Kritiker*innen halten Vertigo für Hitchcocks persönlichsten Film. Das können wohl am besten seine Biograph*innen beurteilen. In jedem Fall stellt er eine herausragende Metapher für menschliche Beziehungen dar, die zwischen Täuschung und Selbsttäuschung im Rahmen der Liebe changieren. Und in dieser Unentschiedenheit auf die endlose Wiederholung von selbstzerstörerischen Verhaltensmustern bis hin zum Tod hinauslaufen. Katja Eichinger in „Liebe und andere Neurosen“ sieht in diesen Film eine exemplarische Darstellung der Wechselspiele und Widersprüche, die nach ihr den meisten Liebesbeziehungen innewohnen würde: zwischen Projekte und Realität, zwischen Verschmelzung und Individualität, zwischen Eros im Sinne von Kreation und Erneuerung sowie Thanatos als das Ende einer Person, eines Begehrens oder eben auch das Ende einer Liebesgeschichte.
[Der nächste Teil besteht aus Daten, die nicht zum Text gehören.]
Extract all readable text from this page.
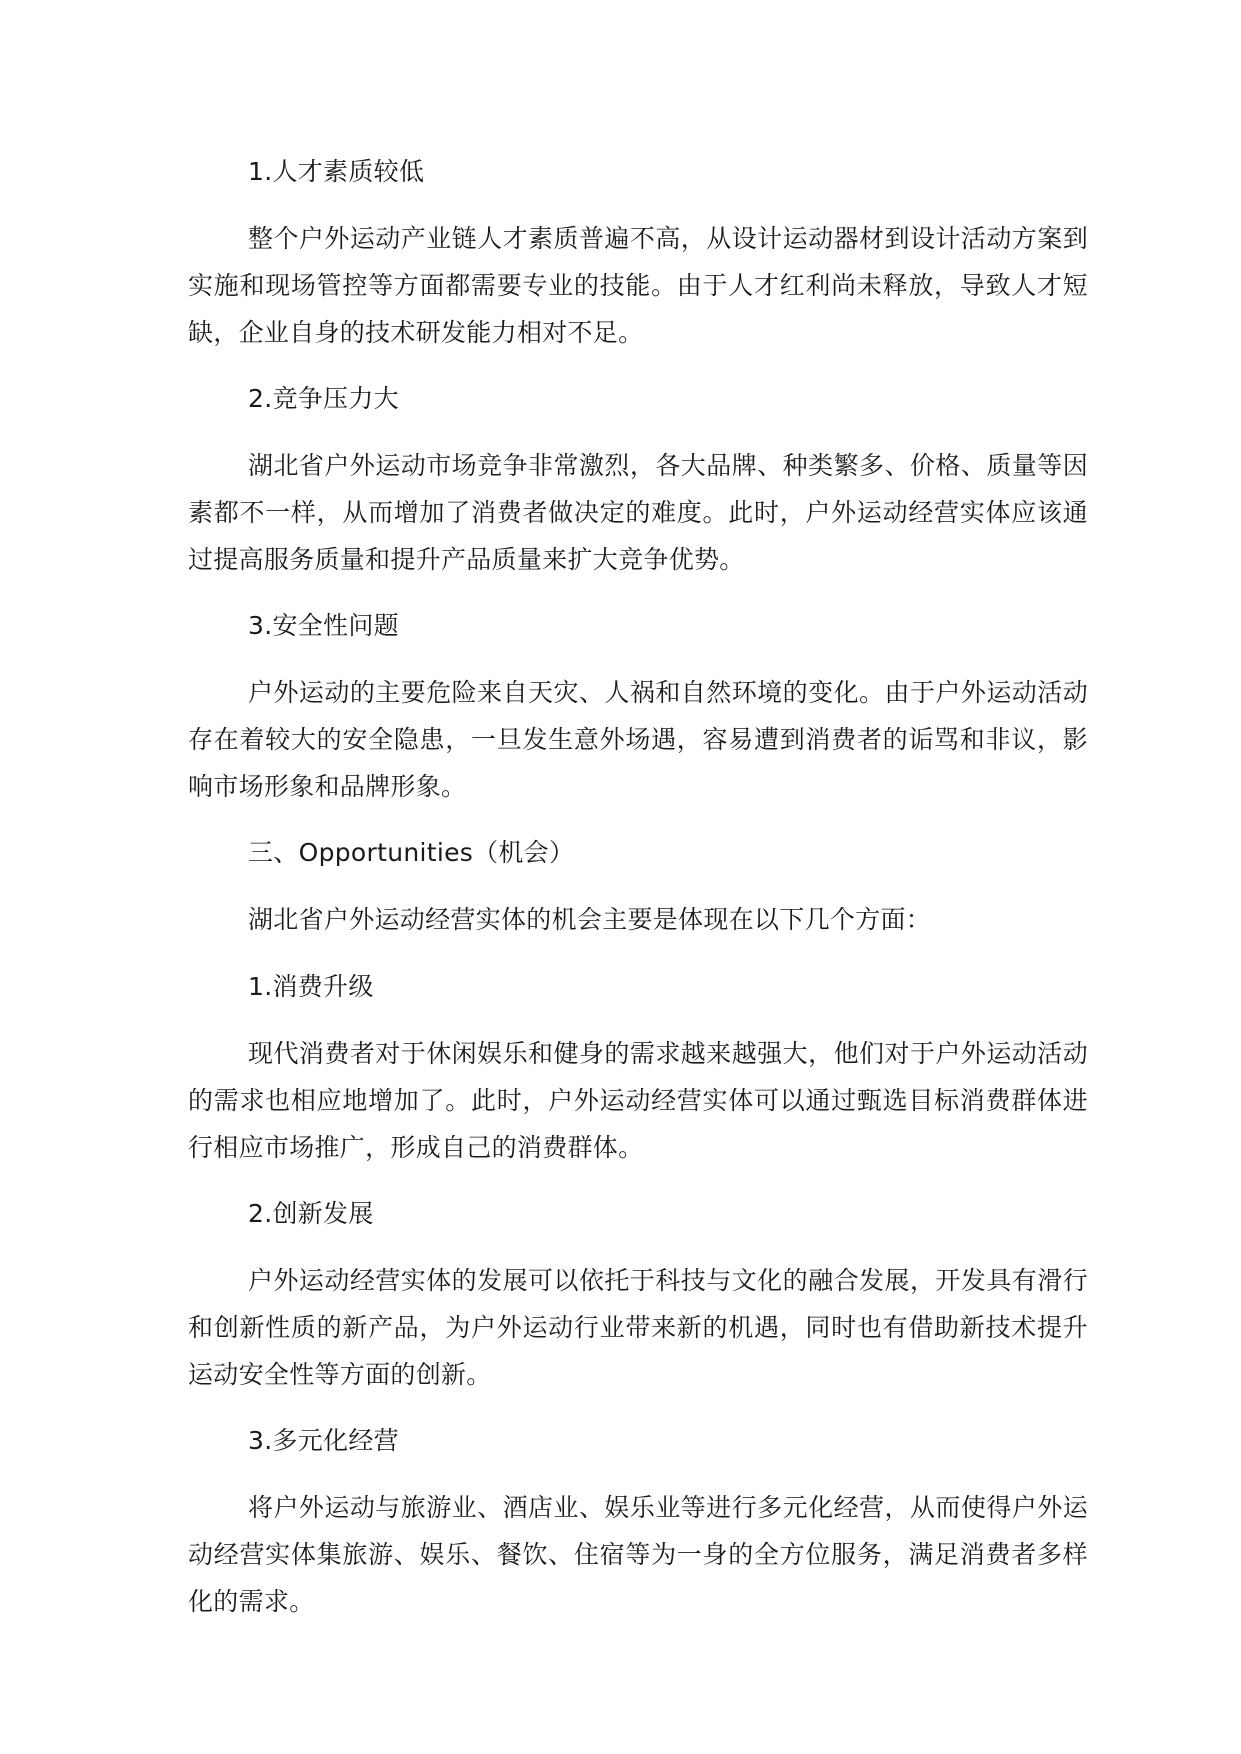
1.人才素质较低

整个户外运动产业链人才素质普遍不高，从设计运动器材到设计活动方案到实施和现场管控等方面都需要专业的技能。由于人才红利尚未释放，导致人才短缺，企业自身的技术研发能力相对不足。

2.竞争压力大

湖北省户外运动市场竞争非常激烈，各大品牌、种类繁多、价格、质量等因素都不一样，从而增加了消费者做决定的难度。此时，户外运动经营实体应该通过提高服务质量和提升产品质量来扩大竞争优势。

3.安全性问题

户外运动的主要危险来自天灾、人祸和自然环境的变化。由于户外运动活动存在着较大的安全隐患，一旦发生意外场遇，容易遭到消费者的诟骂和非议，影响市场形象和品牌形象。

三、Opportunities（机会）

湖北省户外运动经营实体的机会主要是体现在以下几个方面：

1.消费升级

现代消费者对于休闲娱乐和健身的需求越来越强大，他们对于户外运动活动的需求也相应地增加了。此时，户外运动经营实体可以通过甄选目标消费群体进行相应市场推广，形成自己的消费群体。

2.创新发展

户外运动经营实体的发展可以依托于科技与文化的融合发展，开发具有滑行和创新性质的新产品，为户外运动行业带来新的机遇，同时也有借助新技术提升运动安全性等方面的创新。

3.多元化经营

将户外运动与旅游业、酒店业、娱乐业等进行多元化经营，从而使得户外运动经营实体集旅游、娱乐、餐饮、住宿等为一身的全方位服务，满足消费者多样化的需求。
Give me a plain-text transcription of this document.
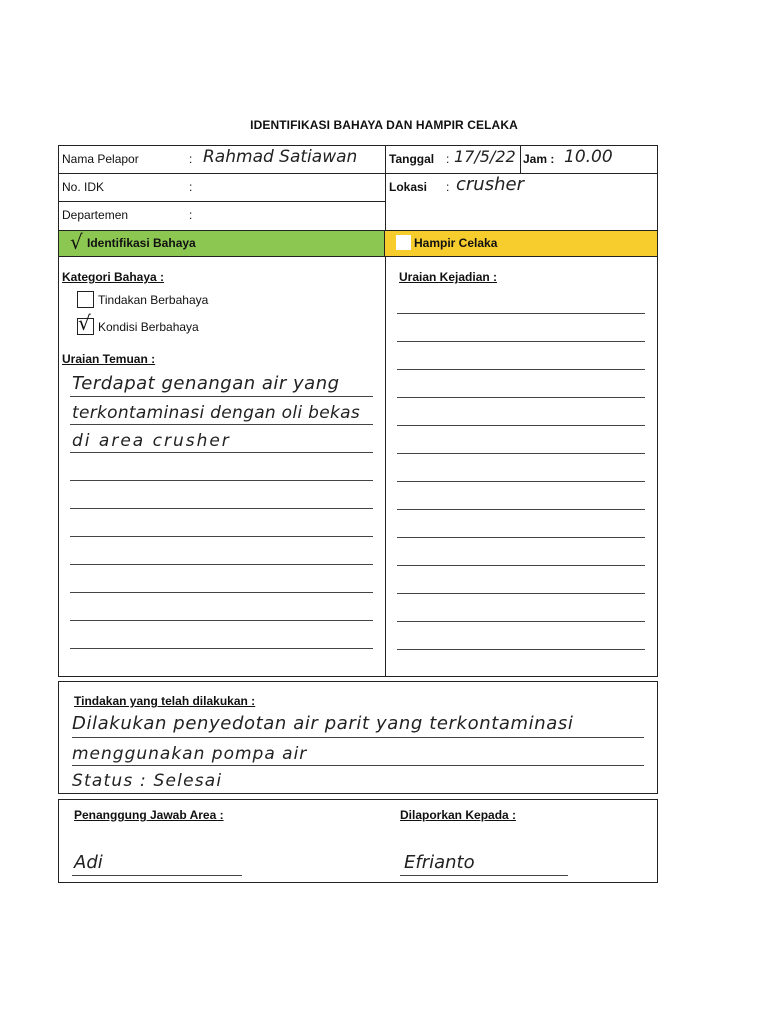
IDENTIFIKASI BAHAYA DAN HAMPIR CELAKA
Nama Pelapor	: Rahmad Satiawan
No. IDK	:
Departemen	:
Tanggal : 17/5/22 Jam : 10.00
Lokasi : crusher
√ Identifikasi Bahaya	Hampir Celaka
Kategori Bahaya :
Tindakan Berbahaya
√ Kondisi Berbahaya
Uraian Temuan :
Terdapat genangan air yang
terkontaminasi dengan oli bekas
di area crusher
Uraian Kejadian :
Tindakan yang telah dilakukan :
Dilakukan penyedotan air parit yang terkontaminasi
menggunakan pompa air
Status : Selesai
Penanggung Jawab Area :
Adi
Dilaporkan Kepada :
Efrianto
Als solcher lädt Vertigo noch einmal dazu ein, darüber nachzudenken, was im Liebesverhältnis zwischen Scottie und Madeleine/Judy passiert; einem Verhältnis, das im Wesentlichen auf Fehlinterpretation des anderen bzw. seiner/ihrer Täuschungsabsicht beruht. Und darüber vergessen machen, dass sie einander gar nicht einander lieben. Sondern die Bilder, die sie sich voneinander gemacht haben, weil sie die Wirklichkeit des anderen nicht zu erkennen vermögen (und dazu noch absichtsvoll getäuscht werden). Einmal produziert, sind sie bereit für die Aufrechterhaltung dieser Bilder, wenn es sein muss, auch in den Tod zu gehen. Das wird dort besonders deutlich, wenn Scottie sich in seinen männlichen Rettungsphantasien betrogen sieht, zumal er darin den „Sinn“ dieser Liebe zu erkennen glaubt.

Dass Scottie am Ende eben diese Liebe, oder das, was er dafürhält, gleich zweimal verliert und sich gerade durch den zweiten, endgültigen Liebesverlust von seiner Höhenangst befreit, gehört zu den besonders bitteren Erkenntnissen dieses Films. Aber auch dafür hat Eichinger eine Interpretation bereit, diesmal von Albert Camus, der einmal „Glück und Absurdität als Kinder ein und derselben Erde“ beschrieben hat.

Wenn das stimmt, dann hilft vielleicht das Eingeständnis, dass wir nur lieben können, wenn wir bereit sind, einander fremd zu bleiben. Um einander auf immer neue Weise zu suchen. In einer solchen gegenseitigen Haltung kann die Hoffnung auf umfassende Verschmelzung keine dauerhafte Erfüllung finden. Sie wird sich auf wenige Momente im Leben beschränken. Dafür Reichtum dort eröffnen, wo wir ihn nicht vermuten. Und sei es in der Fähigkeit, mit Hilfe des anderen ganz zu sich zu kommen.